= So Much for That =

2010 novel by Lionel Shriver

First edition (publ. HarperCollins)

So Much for That is a 2010 novel by American author Lionel Shriver. It was shortlisted for the 2010 National Book Award for Fiction.

A social satire, the story follows American entrepreneur Shep Knacker, as he is forced to pay for medical care for his wife, preventing him from following his goal of retiring to a third world country. The novel critiques the various problems created within society by the American medical system and the larger capitalistic economic system.

== Critical reception ==
Reception of the novel was mixed. NPR reviewer Maureen Corrigan is very positive about the novel, praising its language and writing, saying "What's really striking here is the way Shriver's juiced-up language and droll social commentary never flag once throughout this long and deliciously involved novel." Ron Charles of Washington Post Book World, concluded that "So Much for That is a furious objection to watching the dream of health, financial security and old-age companionship wither and die." Telegraph reviewer Lucy Daniel described the novel as successful in critiquing the American health care system, writing "It’s a wonder that subject matter on the surface so bleak can be transformed into something so uplifting."

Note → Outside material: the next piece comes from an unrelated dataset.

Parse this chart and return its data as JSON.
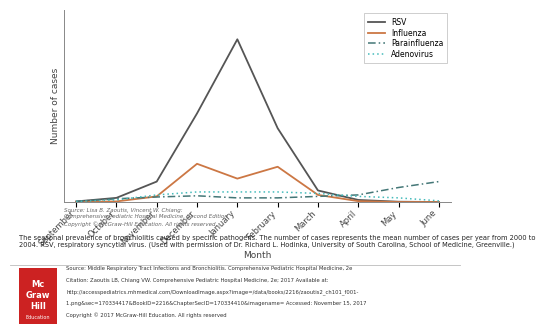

The Guardian was more mixed, praising the "fast-paced exchanges" within the novel, but noting that Shriver has a "tendency to rely too heavily on dialogue to explain complicated issues such as the workings of the US healthcare system or the intricacies of chemotherapy." While praising the social critiques in the novel, New York Times reviewer Leah Hager Cohen described the novel as "lack[ing] a fullness of wisdom about its characters’ potential for growth."